Hi
I am pretty new to Avro, and try to write an map-reduce job to read
text format and write to Avro. it is a simple word count I write based
on the example, but the reducer seems not running as I wrote. all the output
is directly from map actually. basically when I check the log, the system.out
in the reducer did not show up even in the log.

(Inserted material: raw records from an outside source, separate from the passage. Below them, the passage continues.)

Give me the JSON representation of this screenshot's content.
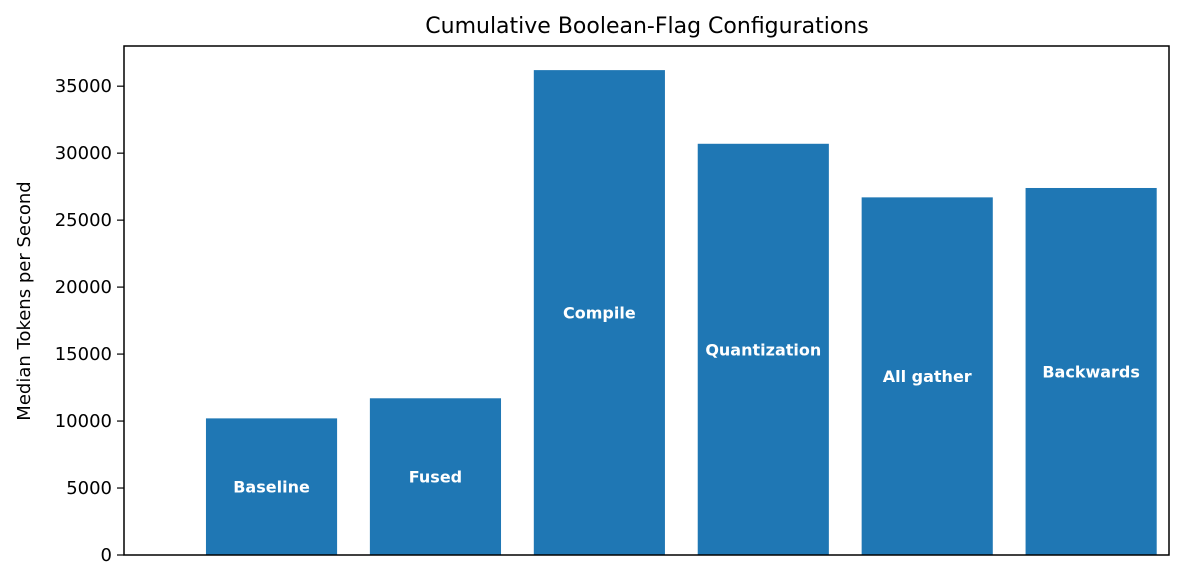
{
  "chart_data": {
    "type": "bar",
    "title": "Cumulative Boolean-Flag Configurations",
    "xlabel": "",
    "ylabel": "Median Tokens per Second",
    "ylim": [
      0,
      38000
    ],
    "yticks": [
      0,
      5000,
      10000,
      15000,
      20000,
      25000,
      30000,
      35000
    ],
    "grid": false,
    "bar_color": "#1f77b4",
    "label_color": "#ffffff",
    "categories": [
      "Baseline",
      "Fused",
      "Compile",
      "Quantization",
      "All gather",
      "Backwards"
    ],
    "values": [
      10200,
      11700,
      36200,
      30700,
      26700,
      27400
    ]
  }
}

here the code, can someone give a help?
import java.io.IOException;
import org.apache.avro.Schema;
import org.apache.avro.util.Utf8;
import org.apache.hadoop.conf.Configuration;
import org.apache.hadoop.conf.Configured;
import org.apache.hadoop.fs.Path;
import org.apache.hadoop.io.LongWritable;
import org.apache.hadoop.io.Text;
import org.apache.hadoop.mapred.FileInputFormat;
import org.apache.hadoop.mapred.FileOutputFormat;
import org.apache.hadoop.mapred.JobClient;
import org.apache.hadoop.mapred.JobConf;
import org.apache.hadoop.mapred.MapReduceBase;
import org.apache.hadoop.mapred.Mapper;
import org.apache.hadoop.mapred.OutputCollector;
import org.apache.hadoop.mapred.Reporter;
import org.apache.hadoop.mapred.TextInputFormat;
import org.apache.hadoop.util.GenericOptionsParser;
import org.apache.hadoop.util.Tool;
import org.apache.hadoop.util.ToolRunner;
import org.apache.avro.mapred.AvroCollector;
import org.apache.avro.mapred.AvroJob;
import org.apache.avro.mapred.AvroKey;
import org.apache.avro.mapred.AvroMapper;
import org.apache.avro.mapred.AvroReducer;
import org.apache.avro.mapred.AvroValue;
import org.apache.avro.mapred.Pair;
public class AvroTest extends Configured implements Tool{
public static class Map extends MapReduceBase implements
Mapper<LongWritable, Text, AvroKey<Utf8>, AvroValue<Long>> {
@Override
public void map(LongWritable key, Text value,
OutputCollector<AvroKey<Utf8>, AvroValue<Long>> output,
Reporter arg3) throws IOException {
// TODO Auto-generated method stub
String valueLine = value.toString();
String[] values = valueLine.split("=");
System.out.println("key is "+values[0].toString()+" value is 1");
output.collect(new AvroKey(new Utf8(values[0])), new AvroValue(
new Long(1)));
}
}
public static class Reduce extends AvroReducer {
public void reduce(Utf8 word, Iterable<Long> counts,
AvroCollector<Pair<Utf8,Long>> output, Reporter reporter) throws IOException {
long sum = 0l;
for (long count:counts) {
sum++;
}
System.out.println("key is "+word.toString()+" value is " +sum);
Pair<Utf8,Long> outputValue = new Pair<Utf8,Long>
(word.toString(),sum);
output.collect(outputValue);
}
}
public int run(String[] args) throws Exception {
Configuration passed_conf = getConf();
JobConf conf = new JobConf(passed_conf,AvroTest.class);
conf.setJobName("Avro Test");
conf.setInputFormat(TextInputFormat.class);
conf.setMapperClass(Map.class);
AvroJob.setOutputSchema(conf, new Pair(new Utf8(""), 0L).getSchema());
AvroJob.setReducerClass(conf, Reduce.class);
FileInputFormat.setInputPaths(conf, new Path(new
String("/user/sam/test_input*")));
FileOutputFormat.setOutputPath(conf, new Path(new
String("/user/sam/avro_output")));
JobClient.runJob(conf);
return 0;
}
public static void main(String[] args) throws Exception {
GenericOptionsParser optParser = new GenericOptionsParser(args);
int exitCode = ToolRunner.run(optParser.getConfiguration(), new
AvroTest(), optParser.getRemainingArgs());
System.exit(exitCode);
}
}
Thank
Sam